Builders from Bible Historiale
Лишь спустя двенадцать столетий Альберт Великий(XIII в.) ощутил не столько комментаторскую, сколько творческую функцию мастера:
«Архитекторы разумно применяют знания и к делу исполнены, и к материи, и к форме, и к завершению вещи, а ремесленники же работают приложением форм к действительности» (Albertus Magnus, 1890, 6, с. 17-18).
Единство бога, человека и природы, запечатленное в античном сознании, обернулось в христианском миросозерцании противостоянием Бога и мира, духа и плоти.
Но это противостояние выступает лишь в принципе - в форме проповеднического витийства.
Средневековое бытийство сближает дух и плоть. Идея Логоса - личность Христа - была достаточно иерархизирована. Христос - личность, но не универсальная, а специализированная, предстающая в облике своих представителей (покровители цехов, местные святые, Мадонна).

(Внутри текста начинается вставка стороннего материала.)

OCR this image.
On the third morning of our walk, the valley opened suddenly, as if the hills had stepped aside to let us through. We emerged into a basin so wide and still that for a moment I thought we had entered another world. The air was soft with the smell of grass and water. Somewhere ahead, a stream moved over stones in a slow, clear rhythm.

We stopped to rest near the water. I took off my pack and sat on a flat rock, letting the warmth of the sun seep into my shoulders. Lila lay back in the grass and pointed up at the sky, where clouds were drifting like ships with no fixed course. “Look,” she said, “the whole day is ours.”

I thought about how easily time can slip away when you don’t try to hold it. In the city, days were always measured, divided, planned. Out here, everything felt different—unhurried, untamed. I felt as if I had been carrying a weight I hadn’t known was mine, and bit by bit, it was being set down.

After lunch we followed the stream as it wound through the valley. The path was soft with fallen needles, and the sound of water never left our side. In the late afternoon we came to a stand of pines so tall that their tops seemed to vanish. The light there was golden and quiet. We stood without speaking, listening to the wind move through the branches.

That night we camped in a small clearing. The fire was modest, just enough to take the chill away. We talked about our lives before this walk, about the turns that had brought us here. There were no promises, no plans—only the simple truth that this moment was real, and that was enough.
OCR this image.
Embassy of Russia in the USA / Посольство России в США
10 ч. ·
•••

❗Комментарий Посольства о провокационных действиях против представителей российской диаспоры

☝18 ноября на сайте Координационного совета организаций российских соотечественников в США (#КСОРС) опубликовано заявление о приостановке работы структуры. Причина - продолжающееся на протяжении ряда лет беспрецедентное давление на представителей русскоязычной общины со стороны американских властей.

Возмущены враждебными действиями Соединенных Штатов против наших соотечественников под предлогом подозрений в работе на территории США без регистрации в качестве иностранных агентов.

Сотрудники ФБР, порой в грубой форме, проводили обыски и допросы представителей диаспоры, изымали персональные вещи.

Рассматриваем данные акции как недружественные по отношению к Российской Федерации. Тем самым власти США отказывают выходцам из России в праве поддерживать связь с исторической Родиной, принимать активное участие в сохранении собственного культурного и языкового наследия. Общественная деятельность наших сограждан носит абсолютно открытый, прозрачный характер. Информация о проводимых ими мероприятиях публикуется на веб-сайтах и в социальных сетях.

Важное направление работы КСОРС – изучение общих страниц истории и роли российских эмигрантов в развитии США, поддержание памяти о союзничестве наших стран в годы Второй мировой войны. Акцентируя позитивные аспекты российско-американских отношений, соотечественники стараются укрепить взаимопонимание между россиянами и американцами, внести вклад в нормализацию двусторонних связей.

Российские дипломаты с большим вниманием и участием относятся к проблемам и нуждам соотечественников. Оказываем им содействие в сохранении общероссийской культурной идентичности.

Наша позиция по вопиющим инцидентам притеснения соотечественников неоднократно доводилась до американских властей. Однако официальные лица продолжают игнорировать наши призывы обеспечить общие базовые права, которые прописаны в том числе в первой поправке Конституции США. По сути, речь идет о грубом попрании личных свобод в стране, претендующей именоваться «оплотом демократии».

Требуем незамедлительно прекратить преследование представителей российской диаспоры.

Возможна прямая ориентация на Христа (жизнь-подражание Франциска Ассизского).
Секрет конкретной операциональности средневекового рецепта.
Здесь же - секрет его священности.
Легко увидеть в средневековом рецепте только способ овладеть тем или иным ремеслом, панацею от всех бед варварских разрушений. Но это значит отметить лишь один аспект - не главный.
Можно ведь сказать и так. Опомнившийся варвар, обозрев им же созданные обломки римской культуры, должен начинать все сначала - с ноля. Всему надо учиться заново. Но у кого? У тех немногих мастеров, редких, как последние мамонты, которые еще сохраняют античное универсальное умение.
Поэтому наказ мастера - не каприз.
Это единственно необходимое установление: не выполнишь, не подчинишься, так и останешься никчемным недоучкой. Вот почему авторитарно-рецептурный характер средневековой деятельности - не просто орнаментальная её особенность.
Такого рода рецептурность, равнозначная первоначальной специализации, неизбежна в отработке простейших навыков предметной деятельности - нужна узкая специализация, доходящая, однако, до удивительной виртуозности в изготовлении конечного продукта труда (или отдельной, относительно самостоятельной, его части).
Уместить на кончике иглы тысячу чертей - для средневекового мастера-виртуоза фокус не хитрый.
Буквальное следование авторитету - залог подлинного мастерства.
Трепетный пиетет перед авторитетом - верный способ хоть чему-то на первых порах научиться.
Но так можно объяснить появление рецептурно оформленных кодексов предметной деятельности для всех эпох.
Исчезает рецептурность средневековая, усыхая до рецептурности вообще и потому оказываясь за пределами истории. Рецепт средневековья операционален, но и священен.
В средневековом рецепте сливается индивидуальное и всеобщее. Связующее звено - идея сына божия.
Но не столько учение Христа, сколько его личность особенно значима (Эйкен, 1907, с. 90).
Действия, назначенные ввести человека в состояние мистического воспарения, тоже оформляются рецептурно. Лишь мистика - недостижимый предел рецепта-принципиально внерецептурна.
Загнать её в жесткие пространства рецепта немыслимо. Это тот меловой круг, за который рецепту нет ходу.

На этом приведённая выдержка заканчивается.